Evidence of prehistoric settlement found on sea bed
A European research team, including researchers from University College Cork (UCC), has found evidence of a lost prehistoric settlement in the North Sea.
It has long been suspected that the southern North Sea hides a vast landscape that once was home to thousands of people. Mesolithic people are thought to have lived there in about 10,000BC-5,000BC.
An 11-day expedition was undertaken by European scientists to explore three sites of potential geological and archaeological interest in the Brown Bank area of the southern North Sea.
Acoustic techniques and physical sampling of the seabed was carried out and a large river system identified in prior modelling was also targeted.

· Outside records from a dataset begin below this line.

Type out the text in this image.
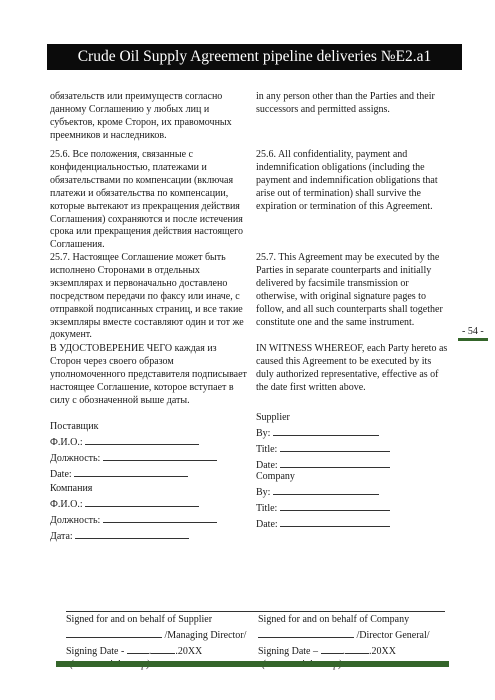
Crude Oil Supply Agreement pipeline deliveries №E2.a1
обязательств или преимуществ согласно данному Соглашению у любых лиц и субъектов, кроме Сторон, их правомочных преемников и наследников.
25.6. Все положения, связанные с конфиденциальностью, платежами и обязательствами по компенсации (включая платежи и обязательства по компенсации, которые вытекают из прекращения действия Соглашения) сохраняются и после истечения срока или прекращения действия настоящего Соглашения.
25.7. Настоящее Соглашение может быть исполнено Сторонами в отдельных экземплярах и первоначально доставлено посредством передачи по факсу или иначе, с отправкой подписанных страниц, и все такие экземпляры вместе составляют один и тот же документ.
В УДОСТОВЕРЕНИЕ ЧЕГО каждая из Сторон через своего образом уполномоченного представителя подписывает настоящее Соглашение, которое вступает в силу с обозначенной выше даты.
Поставщик
Ф.И.О.:
Должность:
Date:
Компания
Ф.И.О.:
Должность:
Дата:
in any person other than the Parties and their successors and permitted assigns.
25.6. All confidentiality, payment and indemnification obligations (including the payment and indemnification obligations that arise out of termination) shall survive the expiration or termination of this Agreement.
25.7. This Agreement may be executed by the Parties in separate counterparts and initially delivered by facsimile transmission or otherwise, with original signature pages to follow, and all such counterparts shall together constitute one and the same instrument.
IN WITNESS WHEREOF, each Party hereto as caused this Agreement to be executed by its duly authorized representative, effective as of the date first written above.
Supplier
By:
Title:
Date:
Company
By:
Title:
Date:
- 54 -
Signed for and on behalf of Supplier
/Managing Director/
Signing Date - . .20XX
Signed for and on behalf of Company
/Director General/
Signing Date – . .20XX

The survey recorded not only remains of peat but also nodules of flint which may originate from submarine chalk outcrops near the ancient river and coast.
Among archaeological artefacts from the survey area was a small piece of flint that was possibly the waste product of stone tool-making as well as a larger piece, broken from the edge of a stone hammer.
“These fragments of flint hold the promise of future discoveries which will shed important light on human activity in past landscapes now lost to climate change and rising sea levels,” said Dr Benjamin Gearey, archaeologist at UCC. University College Cork.
The material recovered suggests that the expedition has revealed a well-preserved, prehistoric landscape which, based on preliminary inspection of the material, must have contained a prehistoric woodland.